= Hierarchical routing =

Network routing based on hierarchical addressing

Hierarchical routing is a method of routing in networks that is based on hierarchical addressing.

==Background==
Most Transmission Control Protocol/Internet Protocol (TCP/IP) routing is based on a two-level hierarchical routing in which an IP address is divided into a network portion and a host portion. Gateways use only the network portion until an IP datagram reaches a gateway that can deliver it directly. Additional levels of hierarchical routing are introduced by the addition of subnetworks.

==Description==
Hierarchical routing is the procedure of arranging routers in a hierarchical manner. A good example would be to consider a corporate intranet. Most corporate intranets consist of a high speed backbone network. Connected to this backbone are routers which are in turn connected to a particular workgroup. These workgroups occupy a unique LAN. The reason this is a good arrangement is because even though there might be dozens of different workgroups, the span (maximum hop count to get from one host to any other host on the network) is 2. Even if the workgroups divided their LAN network into smaller partitions, the span could only increase to 4 in this particular example.

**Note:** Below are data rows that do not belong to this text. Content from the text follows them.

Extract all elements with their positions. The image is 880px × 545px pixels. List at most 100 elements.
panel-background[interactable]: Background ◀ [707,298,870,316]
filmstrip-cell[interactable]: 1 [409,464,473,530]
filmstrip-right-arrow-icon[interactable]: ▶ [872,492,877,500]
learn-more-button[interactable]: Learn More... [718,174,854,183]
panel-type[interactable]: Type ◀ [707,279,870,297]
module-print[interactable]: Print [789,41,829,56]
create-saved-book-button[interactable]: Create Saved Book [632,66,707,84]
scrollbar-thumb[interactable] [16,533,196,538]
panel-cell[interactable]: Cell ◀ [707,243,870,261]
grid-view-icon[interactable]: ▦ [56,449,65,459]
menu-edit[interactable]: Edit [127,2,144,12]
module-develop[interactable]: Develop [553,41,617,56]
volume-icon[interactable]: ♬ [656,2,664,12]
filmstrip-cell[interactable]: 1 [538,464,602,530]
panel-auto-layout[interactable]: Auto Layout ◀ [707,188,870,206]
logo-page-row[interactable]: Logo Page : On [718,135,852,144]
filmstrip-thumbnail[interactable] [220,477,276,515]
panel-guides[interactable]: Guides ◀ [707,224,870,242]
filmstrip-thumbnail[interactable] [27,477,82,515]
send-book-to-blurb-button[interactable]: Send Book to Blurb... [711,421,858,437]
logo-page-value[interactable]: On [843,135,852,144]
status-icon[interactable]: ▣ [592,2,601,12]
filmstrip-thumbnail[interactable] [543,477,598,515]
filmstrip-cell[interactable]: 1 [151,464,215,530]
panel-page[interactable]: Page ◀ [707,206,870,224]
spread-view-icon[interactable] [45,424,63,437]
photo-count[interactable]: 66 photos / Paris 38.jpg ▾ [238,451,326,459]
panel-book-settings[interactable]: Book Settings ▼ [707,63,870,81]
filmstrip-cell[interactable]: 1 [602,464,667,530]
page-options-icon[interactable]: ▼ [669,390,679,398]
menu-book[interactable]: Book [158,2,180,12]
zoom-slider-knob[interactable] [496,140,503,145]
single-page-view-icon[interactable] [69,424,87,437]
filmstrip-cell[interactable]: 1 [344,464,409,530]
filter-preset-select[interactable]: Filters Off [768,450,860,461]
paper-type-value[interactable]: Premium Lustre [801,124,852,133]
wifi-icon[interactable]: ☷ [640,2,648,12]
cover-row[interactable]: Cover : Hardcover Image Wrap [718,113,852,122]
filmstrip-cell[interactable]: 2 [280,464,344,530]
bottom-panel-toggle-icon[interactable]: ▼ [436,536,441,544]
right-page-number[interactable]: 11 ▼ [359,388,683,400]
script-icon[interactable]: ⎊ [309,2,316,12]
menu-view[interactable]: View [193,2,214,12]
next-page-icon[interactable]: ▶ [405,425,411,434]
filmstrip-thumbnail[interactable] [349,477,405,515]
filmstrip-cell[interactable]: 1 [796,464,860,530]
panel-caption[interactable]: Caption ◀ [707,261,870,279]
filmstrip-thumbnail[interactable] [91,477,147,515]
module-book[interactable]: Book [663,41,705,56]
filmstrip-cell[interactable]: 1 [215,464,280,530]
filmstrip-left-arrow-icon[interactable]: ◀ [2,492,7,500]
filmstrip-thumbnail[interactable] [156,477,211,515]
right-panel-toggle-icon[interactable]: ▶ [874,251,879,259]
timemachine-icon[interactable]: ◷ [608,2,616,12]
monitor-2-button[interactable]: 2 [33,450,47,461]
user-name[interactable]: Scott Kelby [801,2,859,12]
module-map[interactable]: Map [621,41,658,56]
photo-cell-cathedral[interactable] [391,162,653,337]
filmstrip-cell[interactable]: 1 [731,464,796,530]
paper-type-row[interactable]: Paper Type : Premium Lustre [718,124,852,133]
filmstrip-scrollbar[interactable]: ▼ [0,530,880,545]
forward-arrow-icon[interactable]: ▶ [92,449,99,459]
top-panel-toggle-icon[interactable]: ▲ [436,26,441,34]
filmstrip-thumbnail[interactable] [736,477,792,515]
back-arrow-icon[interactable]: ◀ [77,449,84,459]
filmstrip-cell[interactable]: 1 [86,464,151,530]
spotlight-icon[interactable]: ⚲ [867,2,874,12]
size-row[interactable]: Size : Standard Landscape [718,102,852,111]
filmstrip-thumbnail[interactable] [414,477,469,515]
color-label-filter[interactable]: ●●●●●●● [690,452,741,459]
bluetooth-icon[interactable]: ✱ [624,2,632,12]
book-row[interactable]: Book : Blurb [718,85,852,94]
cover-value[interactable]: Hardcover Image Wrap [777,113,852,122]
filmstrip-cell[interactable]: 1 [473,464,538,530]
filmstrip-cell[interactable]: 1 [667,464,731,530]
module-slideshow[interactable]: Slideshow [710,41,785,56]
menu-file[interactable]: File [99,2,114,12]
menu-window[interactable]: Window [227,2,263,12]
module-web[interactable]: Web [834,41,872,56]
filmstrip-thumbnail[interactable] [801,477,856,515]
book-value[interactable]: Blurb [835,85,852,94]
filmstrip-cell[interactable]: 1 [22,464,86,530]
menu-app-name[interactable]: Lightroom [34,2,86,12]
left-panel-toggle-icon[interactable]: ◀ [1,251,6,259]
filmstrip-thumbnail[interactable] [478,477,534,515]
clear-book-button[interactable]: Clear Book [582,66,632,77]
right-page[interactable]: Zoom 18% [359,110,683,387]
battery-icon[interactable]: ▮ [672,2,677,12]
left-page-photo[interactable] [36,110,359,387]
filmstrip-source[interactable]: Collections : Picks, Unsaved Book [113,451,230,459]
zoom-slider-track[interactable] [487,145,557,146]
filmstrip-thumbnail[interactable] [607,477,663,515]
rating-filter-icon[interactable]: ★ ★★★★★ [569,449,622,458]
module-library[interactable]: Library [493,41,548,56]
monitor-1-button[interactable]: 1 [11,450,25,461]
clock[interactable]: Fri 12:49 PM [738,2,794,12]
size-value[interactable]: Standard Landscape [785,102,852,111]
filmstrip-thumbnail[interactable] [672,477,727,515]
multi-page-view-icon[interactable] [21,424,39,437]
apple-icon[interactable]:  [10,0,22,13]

Considering alternative solutions with every router connected to every other router, or if every router was connected to 2 routers, shows the convenience of hierarchical routing. It decreases the complexity of network topology, increases routing efficiency, and causes much less congestion because of fewer routing advertisements. With hierarchical routing, only core routers connected to the backbone are aware of all routes. Routers that lie within a LAN only know about routes in the LAN. Unrecognized destinations are passed to the default route.